I have to say I’ve got nothing inherently against the idea of a regional superagency, as they’re now contemplating in Boston. My beef with "Sound Transportation" here in WA is that it’s always been a stalking horse for Olympia to dilute Sound Transit’s power. It always comes down to two things: accountability and finance. That is, who calls the shots and who pays the bills. Often there’s an overlap between these two, but not always.
For example, if you have a regional entity, and its governing board is structured in such a way that the suburbs get a disproportionally large amount of seats, or the tax dollars come primarily from the suburbs, you’re going to get things like Metro’s 40-40-20 rule. In such cases, transit funding will suffer. But it doesn’t have to be that way. It’s all about how you structure it.
If this could be structured well, then it would certainly improve efficiency. They could have a single design department, a single group devoted to attaining grants, a central body to come up with standards and coordination, coordinated maintenance resources, but still break funding and voting up by appropriate geographical areas. We could even create a new transportation system (for instance the Seattle streetcar) without having to create a new agency.

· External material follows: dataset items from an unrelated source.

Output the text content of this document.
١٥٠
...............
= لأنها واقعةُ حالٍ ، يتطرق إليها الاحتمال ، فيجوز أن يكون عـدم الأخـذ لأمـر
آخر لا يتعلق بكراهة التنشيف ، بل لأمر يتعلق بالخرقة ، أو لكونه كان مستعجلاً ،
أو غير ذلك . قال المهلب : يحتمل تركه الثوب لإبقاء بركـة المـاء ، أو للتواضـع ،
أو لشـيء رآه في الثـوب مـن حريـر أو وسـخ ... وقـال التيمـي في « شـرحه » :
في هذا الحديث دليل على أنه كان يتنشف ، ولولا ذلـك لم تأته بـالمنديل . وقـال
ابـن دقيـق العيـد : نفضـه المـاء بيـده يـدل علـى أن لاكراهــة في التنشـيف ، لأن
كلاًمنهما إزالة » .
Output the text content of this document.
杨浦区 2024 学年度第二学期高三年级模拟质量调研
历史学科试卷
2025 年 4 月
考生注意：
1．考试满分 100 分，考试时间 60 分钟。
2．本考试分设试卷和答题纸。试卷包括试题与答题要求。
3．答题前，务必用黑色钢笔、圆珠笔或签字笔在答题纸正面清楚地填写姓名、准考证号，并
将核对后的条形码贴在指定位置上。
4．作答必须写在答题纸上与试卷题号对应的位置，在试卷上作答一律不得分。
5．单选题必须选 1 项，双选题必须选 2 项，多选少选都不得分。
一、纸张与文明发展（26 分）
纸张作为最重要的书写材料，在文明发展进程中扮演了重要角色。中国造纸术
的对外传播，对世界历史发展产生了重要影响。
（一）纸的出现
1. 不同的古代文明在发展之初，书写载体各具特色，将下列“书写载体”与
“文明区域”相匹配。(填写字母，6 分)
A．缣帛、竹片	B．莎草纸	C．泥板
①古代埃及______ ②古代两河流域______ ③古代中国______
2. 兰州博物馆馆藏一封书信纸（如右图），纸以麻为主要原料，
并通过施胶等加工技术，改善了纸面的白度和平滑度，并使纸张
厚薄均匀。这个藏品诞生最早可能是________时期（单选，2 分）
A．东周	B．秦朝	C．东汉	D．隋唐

My engineering firm has electrical, mechanical, plumbing, telecom, lighting, and fire code engineering groups. Each effectively earns money independently and there are many jobs with only, say, mechanical needs that don’t involve the other trades. But having us all in one company allows us to work together well when we need to, plus we can share just one group of administrative costs (billing, marketing, HR, etc.). The result is a much more efficient business model.